Nina Simone’s Night Song is one of her most beautiful recordings. Arranged for orchestra by Hal Mooney, it was composed by Broadway’s Charles Strouse, best known for writing the hit show Bye Bye Birdie. Night Song came out of his Golden Boy, which famously starred Sammy Davis Jr. In her version Simone sounds cheerfully meditative in front of the sweeping strings as she sings of a summer night in which “everyone has someone and a place to go.” Everyone else, that is. In Nina Simone’s version, the singer becomes overtly emotional in the bridge. She asks tremulously, “Where do you go, when you feel like your brain is on fire?” There is no clear answer. (Night Song can be found on Simone’s Four Women: The Nina Simone Philips Recordings, Verve.) What brings the song to mind is a recent performance of Strouse’s song by tenor saxophonist Javon Jackson. I heard him with his quartet consisting of pianist Jeremy Manasia, drummer McClenty Hunter, and the veteran bassist David Williams, who, as Jackson teased, has recorded with everyone—including Liberace. More germane to the jazz world, Williams also appears on records by Elvin Jones, Art Pepper, Duke Jordan, Herbie Hancock, Dexter Gordon, and Herb Alpert. (If you want to hear how a bass can float a band, try Abdullah Ibrahim’s Water from an Ancient Well with David Williams: it’s one of the most beautiful, gently uplifting recordings I know. Water from an Ancient Well is on Enja.)
The quartet was at Sculler’s in Cambridge, and the highlight of their set was a longish, almost vocalized solo by Jackson on Night Song. It was all loneliness and heartbreak as Jackson focused on the written melody, which he was able to write and rewrite in his fluid, clear-toned improvisations. Many of us first knew Javon Jackson as the tenor saxophonist with the mid-to-late 1980s version of Art Blakey’s Jazz Messengers. At Sculler’s he told us Art Blakey was his best man, but that an hour before the wedding ceremony was to take place, Blakey wanted the groom to take him to buy a tuxedo, which he had forgotten. Jackson disappointed his boss by refusing. He had another clothing story: He had just been visiting with the 78-year-old poet Nikki Giovanni, and realized when he was driving to Boston and was four hours away from Giovanni’s place that he had left his clothes behind. She sent them to him in some expedited manner. Jackson told me he talks to Sonny Rollins every week and that when Jackson’s father died, Sonny graced him with a 10-minute prayer over the phone. But he doesn’t sound like the more raucous Rollins. Perhaps there’s some Stanley Turrentine in there: Javon has recorded Turrentine’s hit Sugar. (It’s on guitarist Dave Stryker’s Messin’ With Mr. T.)

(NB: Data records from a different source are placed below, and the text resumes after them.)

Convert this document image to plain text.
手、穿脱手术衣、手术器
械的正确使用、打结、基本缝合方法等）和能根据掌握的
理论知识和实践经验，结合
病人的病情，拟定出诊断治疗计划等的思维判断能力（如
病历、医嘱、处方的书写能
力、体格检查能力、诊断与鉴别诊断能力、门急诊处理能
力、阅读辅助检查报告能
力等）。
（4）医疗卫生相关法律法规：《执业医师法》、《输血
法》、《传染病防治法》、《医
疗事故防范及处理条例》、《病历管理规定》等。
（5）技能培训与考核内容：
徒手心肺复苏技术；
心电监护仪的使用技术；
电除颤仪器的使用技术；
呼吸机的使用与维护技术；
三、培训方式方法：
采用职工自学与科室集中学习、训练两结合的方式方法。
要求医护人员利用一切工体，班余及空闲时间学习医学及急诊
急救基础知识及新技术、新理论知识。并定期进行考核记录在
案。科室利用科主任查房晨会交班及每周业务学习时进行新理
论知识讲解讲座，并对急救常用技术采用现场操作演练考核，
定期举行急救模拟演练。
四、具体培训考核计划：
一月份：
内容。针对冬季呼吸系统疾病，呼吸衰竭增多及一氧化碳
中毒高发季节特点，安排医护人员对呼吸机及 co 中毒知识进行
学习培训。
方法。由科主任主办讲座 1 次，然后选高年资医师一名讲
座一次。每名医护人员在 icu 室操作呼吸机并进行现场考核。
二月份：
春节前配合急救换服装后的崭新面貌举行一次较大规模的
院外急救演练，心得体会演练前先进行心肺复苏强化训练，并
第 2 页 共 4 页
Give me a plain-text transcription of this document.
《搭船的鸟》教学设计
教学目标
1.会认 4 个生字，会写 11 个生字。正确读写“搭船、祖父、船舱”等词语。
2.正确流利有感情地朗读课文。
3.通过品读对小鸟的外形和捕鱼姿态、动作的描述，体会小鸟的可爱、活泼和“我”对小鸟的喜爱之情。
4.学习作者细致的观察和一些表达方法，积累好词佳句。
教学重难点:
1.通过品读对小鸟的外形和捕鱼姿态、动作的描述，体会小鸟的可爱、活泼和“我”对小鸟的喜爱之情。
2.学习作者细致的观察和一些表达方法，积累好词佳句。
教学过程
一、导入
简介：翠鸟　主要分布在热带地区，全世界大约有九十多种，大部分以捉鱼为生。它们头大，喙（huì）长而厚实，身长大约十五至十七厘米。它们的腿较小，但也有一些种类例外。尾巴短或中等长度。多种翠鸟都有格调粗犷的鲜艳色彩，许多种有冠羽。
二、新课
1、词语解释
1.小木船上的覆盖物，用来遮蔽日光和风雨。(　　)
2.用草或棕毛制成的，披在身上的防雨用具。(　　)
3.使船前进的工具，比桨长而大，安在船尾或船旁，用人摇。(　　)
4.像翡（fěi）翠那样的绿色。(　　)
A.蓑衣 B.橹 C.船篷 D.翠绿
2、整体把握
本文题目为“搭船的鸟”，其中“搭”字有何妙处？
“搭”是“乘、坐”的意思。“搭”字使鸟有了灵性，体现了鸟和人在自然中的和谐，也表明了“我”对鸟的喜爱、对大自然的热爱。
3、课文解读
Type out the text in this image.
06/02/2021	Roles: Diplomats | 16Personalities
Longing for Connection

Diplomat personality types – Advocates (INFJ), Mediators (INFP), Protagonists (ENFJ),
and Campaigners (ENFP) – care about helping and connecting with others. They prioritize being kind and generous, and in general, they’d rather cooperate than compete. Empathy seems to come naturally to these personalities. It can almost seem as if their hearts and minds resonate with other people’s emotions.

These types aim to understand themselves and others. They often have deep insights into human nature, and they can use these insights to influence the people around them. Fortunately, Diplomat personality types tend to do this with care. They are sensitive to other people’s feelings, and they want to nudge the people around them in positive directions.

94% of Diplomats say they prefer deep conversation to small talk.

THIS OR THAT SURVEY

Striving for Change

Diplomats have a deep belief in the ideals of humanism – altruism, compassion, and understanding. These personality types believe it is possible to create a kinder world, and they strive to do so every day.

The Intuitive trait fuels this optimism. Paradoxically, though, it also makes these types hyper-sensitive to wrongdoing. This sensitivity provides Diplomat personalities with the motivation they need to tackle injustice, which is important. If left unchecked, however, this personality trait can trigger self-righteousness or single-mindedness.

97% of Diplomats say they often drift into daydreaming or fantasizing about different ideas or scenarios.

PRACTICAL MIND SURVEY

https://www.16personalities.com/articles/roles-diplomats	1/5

Jackson’s tour was meant to celebrate the release of his quartet’s new disc, The Gospel According to Nikki Giovanni (Solid Jackson Records). Giovanni is evidently an old friend, so Jackson asked the poet to recommend spirituals that are particularly meaningful to her for him to arrange and record. Giovanni tells us: “The spirituals comforted people through times of slavery…. They are so important, but a lot of students today do not know a whole lot about the history of these songs. And they should. So I’m out here putting water on the flowers. They need a drink.” Like Mary Lou Williams, Giovanni thinks of music as spiritual and spirituals as healing and empowering. In her poetry and in her life, she manages to find and describe joy in times of suffering and stress, as readers might remember. She found herself, it would seem, content because she was loved. In Nikki Rosa she writes that “Black love is Black wealth” and laments that people will “Probably talk about my hard childhood / And never understand / All the while I was quite happy.”
For Javon Jackson’s project, Giovanni came up with nine spirituals and added in Night Song, which she, though not a professional musician, sings on the recording. Their Night Song begins with a sweetly soft-spoken introduction by pianist Manasia. Jackson enters and plays the melody almost straight, with a minimal vibrato. It couldn’t be lovelier: It’s as if he were hearing Simone while he was playing, except that he doesn’t add any special fervor during the bridge. Beautiful though the recording is, I have to report that the live performance, without a vocal, was even more enthralling. All the spirituals here are familiar. Wade in the Water was a hit for Ramsey Lewis when I was in college, but by that time I had already heard the Staple Singers sing it live, and the Golden Gate Quartet on record. Javon Jackson’s recording including a reading of a Nikki Giovanni poem, which includes the lines: “I want to write an image / like a log cabin quilt pattern / and stretch it across all the lonely people who just don’t fit in / We might make a world if I do that.” Making a world while feeling like a motherless child is what the spiritual was all about. Jackson plays the melody of Swing Low, Sweet Chariot all by himself, before the band enters and plays it as the cheerful upbeat number the lyrics suggest. In his solo, Jackson quotes Sonny Rollins’s St. Thomas, an indirect tribute.